Are Sardines in Water Better for You Than in Oil?
Canned sardines Photo Credit Ramonespelt/iStock/Getty Images

More than 20 varieties of sardines from the United States, France, Portugal, Norway and Spain are caught, processed and canned. They are available packed in oil, water, and mustard or tomato sauce. They are also available smoked. Canned sardines are a rich source of protein, amino acids, vitamins and essential fatty acids; they are used by the body to reduce inflammation, build and maintain bones and support the nervous system. Sardines canned in water are a healthier option with lower cholesterol and lower fat than those canned in oil.

Cholesterol and Fat

The average cholesterol in a 3-ounce can of sardines in water is 30 milligrams, while sardines in oil have 40 milligrams of cholesterol. The 2010 Dietary Guidelines for Americans suggest that you limit cholesterol to 300 milligrams per day or 200 milligrams per day if you have heart disease. On average, the total fat in a 3-ounce can of sardines in oil is 11 grams of total fat with 5 grams of saturated fat; sardines in water have 5 grams of total fat with 1.8 grams of saturated fat.

Nutrients

Sardines are second only to calf liver in providing the highest amounts of vitamin B12 in foods. Vitamin B12 supports the nervous system and can reduce the risk of cardiovascular disease. Vitamin D, selenium and protein are also found in canned sardines. The nutrient content of sardines is similar whether they are canned in water or oil; however, read the nutritional label for the percent of each nutrient, due to the variety of can sizes and servings.

Essential fatty acids

Omega-3 fatty acids from sardines in olive oil and omega-6 fatty acids from corn and soybean oil provide essential fatty acids the body is unable to make on its own.

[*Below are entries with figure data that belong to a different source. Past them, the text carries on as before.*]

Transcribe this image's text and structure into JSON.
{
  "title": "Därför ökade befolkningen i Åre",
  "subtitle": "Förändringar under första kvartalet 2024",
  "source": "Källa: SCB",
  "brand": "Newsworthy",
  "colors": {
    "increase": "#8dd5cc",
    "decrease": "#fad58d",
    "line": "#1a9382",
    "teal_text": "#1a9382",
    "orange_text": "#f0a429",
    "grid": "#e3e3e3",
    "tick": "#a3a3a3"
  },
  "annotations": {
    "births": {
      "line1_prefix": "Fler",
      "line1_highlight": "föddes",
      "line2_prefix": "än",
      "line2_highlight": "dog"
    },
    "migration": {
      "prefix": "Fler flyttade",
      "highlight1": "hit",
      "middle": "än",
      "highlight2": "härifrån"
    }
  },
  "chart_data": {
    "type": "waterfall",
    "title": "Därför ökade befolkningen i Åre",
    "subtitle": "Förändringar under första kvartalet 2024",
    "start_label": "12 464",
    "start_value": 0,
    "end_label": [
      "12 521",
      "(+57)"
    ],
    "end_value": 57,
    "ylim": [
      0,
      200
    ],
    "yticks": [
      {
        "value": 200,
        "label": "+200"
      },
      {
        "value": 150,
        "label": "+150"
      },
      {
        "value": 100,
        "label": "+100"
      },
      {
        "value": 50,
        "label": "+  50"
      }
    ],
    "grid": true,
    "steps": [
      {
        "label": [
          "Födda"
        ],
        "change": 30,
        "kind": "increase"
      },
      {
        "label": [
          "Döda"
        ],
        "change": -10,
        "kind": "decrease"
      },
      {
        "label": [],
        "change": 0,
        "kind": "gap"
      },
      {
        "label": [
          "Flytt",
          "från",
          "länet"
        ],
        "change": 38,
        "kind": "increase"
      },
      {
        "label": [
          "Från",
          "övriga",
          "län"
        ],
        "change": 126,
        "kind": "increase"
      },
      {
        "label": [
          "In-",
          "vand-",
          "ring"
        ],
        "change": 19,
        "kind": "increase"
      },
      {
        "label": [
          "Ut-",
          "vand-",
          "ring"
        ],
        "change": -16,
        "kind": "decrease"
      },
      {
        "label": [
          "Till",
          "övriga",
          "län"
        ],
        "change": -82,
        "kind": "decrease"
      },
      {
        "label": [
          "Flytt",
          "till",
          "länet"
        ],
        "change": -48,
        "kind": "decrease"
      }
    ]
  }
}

The body needs more omega-3 than omega-6 to reduce the risk of heart disease and inflammation. Since olive oil is higher in omega-3 than other oils, sardines in olive oil contain more omega-3 than sardines in water; however, the sardines in water are still the better option with lower amounts of cholesterol and fat.

Sodium

As defined in the 2010 Dietary Guidelines for Americans, sodium should be limited to 1,500 milligrams a day in active individuals. The upper limit of sodium intake should not exceed 2,300 milligrams per day. An average 3-ounce can of sardines in water has 200 milligrams of sodium, and sardines in oil have 400 milligrams of sodium. If you have sodium concerns, consider that sardines canned in mustard contain higher amounts of sodium than those canned in water or oil.